The views expressed in this article are the sole responsibility of the authors and cannot be attributed to Compass Lexecon or any other parties.

Abstract

Since its entry into force, the EU Foreign Subsidies Regulation (FSR) has generated over 200 notifications of concentrations, yet only two cases have undergone an in-depth investigation. This article argues that the Commission’s current approach to assessing distortions of competition in FSR merger cases remains underdeveloped and, in parts, economically incoherent. Drawing on the Commission’s Draft Guidelines and the two in-depth investigations to date, we discuss how certain parts of the FSR’s analytical framework lack a consistent theory of harm and a clear nexus between identified subsidies and possible negative distortions. The Commission appears to assume that all distortions of competition are negative from an economic perspective, disregarding the possibility that certain distortions – such as those facilitating investment or addressing market failures – may on balance enhance welfare.
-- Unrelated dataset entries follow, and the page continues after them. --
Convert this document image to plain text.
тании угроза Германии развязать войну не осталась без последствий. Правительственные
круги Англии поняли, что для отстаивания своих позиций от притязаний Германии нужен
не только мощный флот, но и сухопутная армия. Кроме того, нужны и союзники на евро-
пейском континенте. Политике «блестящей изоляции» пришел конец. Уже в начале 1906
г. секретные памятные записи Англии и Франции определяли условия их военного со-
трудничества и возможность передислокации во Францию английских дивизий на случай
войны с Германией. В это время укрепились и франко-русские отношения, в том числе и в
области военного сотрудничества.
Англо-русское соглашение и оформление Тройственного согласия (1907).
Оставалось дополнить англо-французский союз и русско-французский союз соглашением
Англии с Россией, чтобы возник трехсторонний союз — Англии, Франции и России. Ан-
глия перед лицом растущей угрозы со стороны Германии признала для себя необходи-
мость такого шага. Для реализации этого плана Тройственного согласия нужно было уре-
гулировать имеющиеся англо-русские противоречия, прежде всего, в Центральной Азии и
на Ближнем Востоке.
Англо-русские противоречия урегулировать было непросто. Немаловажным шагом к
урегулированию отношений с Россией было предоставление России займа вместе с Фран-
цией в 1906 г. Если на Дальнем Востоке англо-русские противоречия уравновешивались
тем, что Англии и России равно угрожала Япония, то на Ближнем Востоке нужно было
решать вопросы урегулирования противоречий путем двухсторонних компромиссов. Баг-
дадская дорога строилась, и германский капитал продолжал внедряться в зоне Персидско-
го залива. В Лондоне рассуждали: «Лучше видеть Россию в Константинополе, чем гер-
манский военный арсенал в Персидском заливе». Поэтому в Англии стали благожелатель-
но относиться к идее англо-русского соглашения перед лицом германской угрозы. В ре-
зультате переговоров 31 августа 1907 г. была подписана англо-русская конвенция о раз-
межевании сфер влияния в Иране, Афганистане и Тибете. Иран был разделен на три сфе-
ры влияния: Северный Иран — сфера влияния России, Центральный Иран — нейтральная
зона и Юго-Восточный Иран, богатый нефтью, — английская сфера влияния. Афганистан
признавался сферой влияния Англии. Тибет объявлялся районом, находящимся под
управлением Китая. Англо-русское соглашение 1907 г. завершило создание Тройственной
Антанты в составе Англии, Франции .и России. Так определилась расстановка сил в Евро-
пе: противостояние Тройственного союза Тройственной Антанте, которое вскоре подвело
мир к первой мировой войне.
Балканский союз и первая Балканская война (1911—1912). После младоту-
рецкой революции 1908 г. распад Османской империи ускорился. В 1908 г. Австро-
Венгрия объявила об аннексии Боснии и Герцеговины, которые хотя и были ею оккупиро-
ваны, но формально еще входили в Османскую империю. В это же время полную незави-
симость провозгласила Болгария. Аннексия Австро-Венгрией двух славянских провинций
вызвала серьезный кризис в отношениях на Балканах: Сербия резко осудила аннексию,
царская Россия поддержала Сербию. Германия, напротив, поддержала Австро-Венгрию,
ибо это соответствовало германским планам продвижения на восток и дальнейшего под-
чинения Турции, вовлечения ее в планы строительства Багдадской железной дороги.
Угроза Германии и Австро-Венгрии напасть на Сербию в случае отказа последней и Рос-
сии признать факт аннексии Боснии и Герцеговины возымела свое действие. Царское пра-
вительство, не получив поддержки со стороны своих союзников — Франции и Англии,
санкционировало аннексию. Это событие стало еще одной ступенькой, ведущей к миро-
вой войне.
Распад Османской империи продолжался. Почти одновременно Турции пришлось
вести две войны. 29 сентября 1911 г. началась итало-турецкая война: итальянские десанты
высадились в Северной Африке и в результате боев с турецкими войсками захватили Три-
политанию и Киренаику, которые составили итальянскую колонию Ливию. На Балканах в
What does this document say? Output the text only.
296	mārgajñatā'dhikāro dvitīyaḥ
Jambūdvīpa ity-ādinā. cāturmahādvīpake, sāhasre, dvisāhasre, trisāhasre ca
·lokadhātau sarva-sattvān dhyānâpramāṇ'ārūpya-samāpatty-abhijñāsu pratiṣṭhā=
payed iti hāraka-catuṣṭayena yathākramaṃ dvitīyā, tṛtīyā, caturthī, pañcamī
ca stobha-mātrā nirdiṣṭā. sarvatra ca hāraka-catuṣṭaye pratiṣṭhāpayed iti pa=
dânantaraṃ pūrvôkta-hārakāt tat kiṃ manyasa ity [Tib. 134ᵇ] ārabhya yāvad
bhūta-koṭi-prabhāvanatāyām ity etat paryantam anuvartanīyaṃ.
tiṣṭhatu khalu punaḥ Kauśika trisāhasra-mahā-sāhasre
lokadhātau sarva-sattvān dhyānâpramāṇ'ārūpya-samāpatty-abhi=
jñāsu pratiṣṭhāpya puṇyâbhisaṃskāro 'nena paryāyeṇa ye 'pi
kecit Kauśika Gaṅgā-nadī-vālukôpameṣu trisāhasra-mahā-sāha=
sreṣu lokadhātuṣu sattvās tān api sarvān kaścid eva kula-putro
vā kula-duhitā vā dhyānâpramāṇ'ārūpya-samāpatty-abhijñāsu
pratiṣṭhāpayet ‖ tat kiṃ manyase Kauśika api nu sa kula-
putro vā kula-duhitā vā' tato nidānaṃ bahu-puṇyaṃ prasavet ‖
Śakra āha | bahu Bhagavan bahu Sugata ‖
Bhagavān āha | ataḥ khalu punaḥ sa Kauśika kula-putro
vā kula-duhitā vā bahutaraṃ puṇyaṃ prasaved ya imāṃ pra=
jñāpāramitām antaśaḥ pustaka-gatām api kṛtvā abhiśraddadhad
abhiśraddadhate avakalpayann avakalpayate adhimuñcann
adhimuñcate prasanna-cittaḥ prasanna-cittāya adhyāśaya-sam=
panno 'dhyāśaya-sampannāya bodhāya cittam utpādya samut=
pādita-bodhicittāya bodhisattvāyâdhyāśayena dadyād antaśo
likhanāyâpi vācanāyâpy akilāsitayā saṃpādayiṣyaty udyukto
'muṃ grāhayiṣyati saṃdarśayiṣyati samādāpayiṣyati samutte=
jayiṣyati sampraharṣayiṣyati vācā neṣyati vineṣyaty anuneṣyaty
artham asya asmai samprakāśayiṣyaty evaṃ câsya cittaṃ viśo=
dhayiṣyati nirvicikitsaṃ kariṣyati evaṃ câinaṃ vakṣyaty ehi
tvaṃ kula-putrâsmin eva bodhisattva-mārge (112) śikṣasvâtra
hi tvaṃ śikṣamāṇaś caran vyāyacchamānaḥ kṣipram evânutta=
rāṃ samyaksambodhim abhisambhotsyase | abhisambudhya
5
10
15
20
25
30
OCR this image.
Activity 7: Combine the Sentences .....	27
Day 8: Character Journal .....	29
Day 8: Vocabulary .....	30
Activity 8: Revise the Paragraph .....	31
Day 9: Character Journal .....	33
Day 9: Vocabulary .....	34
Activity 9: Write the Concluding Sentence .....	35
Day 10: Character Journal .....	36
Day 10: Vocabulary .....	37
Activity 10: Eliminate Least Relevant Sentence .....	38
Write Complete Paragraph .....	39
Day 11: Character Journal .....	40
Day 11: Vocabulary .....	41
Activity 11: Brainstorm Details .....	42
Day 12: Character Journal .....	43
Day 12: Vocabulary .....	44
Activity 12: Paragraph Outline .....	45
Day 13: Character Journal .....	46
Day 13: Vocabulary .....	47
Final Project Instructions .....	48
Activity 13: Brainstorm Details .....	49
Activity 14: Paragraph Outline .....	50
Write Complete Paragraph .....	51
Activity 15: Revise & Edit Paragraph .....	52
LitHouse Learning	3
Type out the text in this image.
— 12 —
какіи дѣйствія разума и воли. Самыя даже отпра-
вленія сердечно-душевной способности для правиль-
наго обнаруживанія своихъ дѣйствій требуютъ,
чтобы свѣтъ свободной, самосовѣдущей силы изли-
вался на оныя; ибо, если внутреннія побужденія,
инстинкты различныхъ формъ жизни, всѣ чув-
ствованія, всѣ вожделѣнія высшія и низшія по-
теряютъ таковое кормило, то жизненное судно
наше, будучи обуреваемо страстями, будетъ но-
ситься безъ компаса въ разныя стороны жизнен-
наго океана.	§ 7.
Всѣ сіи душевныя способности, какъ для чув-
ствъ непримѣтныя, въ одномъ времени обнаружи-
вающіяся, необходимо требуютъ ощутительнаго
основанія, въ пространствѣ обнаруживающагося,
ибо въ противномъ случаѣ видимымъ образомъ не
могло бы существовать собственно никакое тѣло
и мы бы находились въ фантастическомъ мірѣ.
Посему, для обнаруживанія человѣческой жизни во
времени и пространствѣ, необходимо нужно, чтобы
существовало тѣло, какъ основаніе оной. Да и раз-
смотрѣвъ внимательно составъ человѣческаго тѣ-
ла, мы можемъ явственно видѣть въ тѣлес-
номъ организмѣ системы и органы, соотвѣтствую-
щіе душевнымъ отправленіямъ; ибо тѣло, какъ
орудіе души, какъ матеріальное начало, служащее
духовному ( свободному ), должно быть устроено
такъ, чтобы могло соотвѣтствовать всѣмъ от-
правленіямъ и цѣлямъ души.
Moreover, some concerns raised under the FSR, notably regarding relocation or IP ‘offshoring’, appear to stem from the foreign identity of the acquirer rather than from the presence of a foreign subsidy, thereby conflating FSR control with FDI screening. The article concludes that the Commission should refine the economic foundations of its analysis to ensure that FSR enforcement targets only demonstrable, subsidy-induced distortions that negatively affect the relevant markets and not be tempted to use FSR as a broad tool for FDI control.